Recipe by Chris Reynolds
I found this recipe in Cook's Country. I used both boneless chicken breast and boneless, skinless chicken thighs when making this recipe because DH is not fond of breast meat. The recipe makes a lot of sauce, too, so you can easily double the chicken without doubling the sauce.
- 4 (6 ounce) boneless skinless chicken breast halves
- 1⁄4 teaspoon salt
- 1⁄4 teaspoon pepper
- 2 teaspoons olive oil
- 3⁄4 cup chicken broth
- 1 tablespoon brown sugar
- 3 tablespoons lime juice, divided
- 2 teaspoons Dijon mustard
- 2 tablespoons water
- 1 teaspoon cornstarch
- 1 tablespoon butter
Directions See How It's Made
- Place each chicken breast half between two sheets of plastic wrap; pound to 1/4" thickness with a meat mallet.

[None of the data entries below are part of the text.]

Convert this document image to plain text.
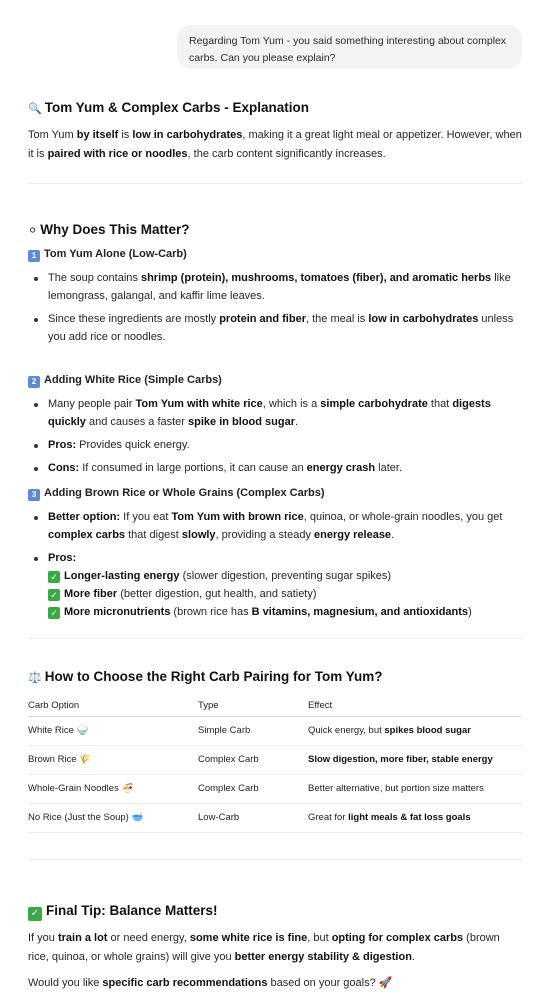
Regarding Tom Yum - you said something interesting about complex carbs. Can you please explain?
🔍 Tom Yum & Complex Carbs - Explanation

Tom Yum by itself is low in carbohydrates, making it a great light meal or appetizer. However, when it is paired with rice or noodles, the carb content significantly increases.

⚪ Why Does This Matter?
1 Tom Yum Alone (Low-Carb)
The soup contains shrimp (protein), mushrooms, tomatoes (fiber), and aromatic herbs like lemongrass, galangal, and kaffir lime leaves.
Since these ingredients are mostly protein and fiber, the meal is low in carbohydrates unless you add rice or noodles.
2 Adding White Rice (Simple Carbs)
Many people pair Tom Yum with white rice, which is a simple carbohydrate that digests quickly and causes a faster spike in blood sugar.
Pros: Provides quick energy.
Cons: If consumed in large portions, it can cause an energy crash later.
3 Adding Brown Rice or Whole Grains (Complex Carbs)
Better option: If you eat Tom Yum with brown rice, quinoa, or whole-grain noodles, you get complex carbs that digest slowly, providing a steady energy release.
Pros:
✓ Longer-lasting energy (slower digestion, preventing sugar spikes)
✓ More fiber (better digestion, gut health, and satiety)
✓ More micronutrients (brown rice has B vitamins, magnesium, and antioxidants)
⚖️ How to Choose the Right Carb Pairing for Tom Yum?
Carb Option	Type	Effect
White Rice 🍚	Simple Carb	Quick energy, but spikes blood sugar
Brown Rice 🌾	Complex Carb	Slow digestion, more fiber, stable energy
Whole-Grain Noodles 🍜	Complex Carb	Better alternative, but portion size matters
No Rice (Just the Soup) 🥣	Low-Carb	Great for light meals & fat loss goals
✓ Final Tip: Balance Matters!

If you train a lot or need energy, some white rice is fine, but opting for complex carbs (brown rice, quinoa, or whole grains) will give you better energy stability & digestion.

Would you like specific carb recommendations based on your goals? 🚀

Sprinkle chicken with salt and pepper.
- Heat oil in a large nonstick skillet coated with cooking spray over medium-high heat. Add chicken, cook 4 minutes on each side or until browned. Remove from pan, keep warm.
- Add chicken broth, sugar, 2 tbsp juice, and mustard to pan; cook over medium heat, scraping pan to loosen browned bits.
- Combine water and cornstarch in a small bowl. Add cornstarch mixture to pan, stir well. Cook 1 minute, or until sauce thickens slightly. Whisk in remaining 1 tbsp lime juice and butter, stirring until butter melts. Return chicken to pan, simmer 2 minutes or until chicken is thoroughly heated.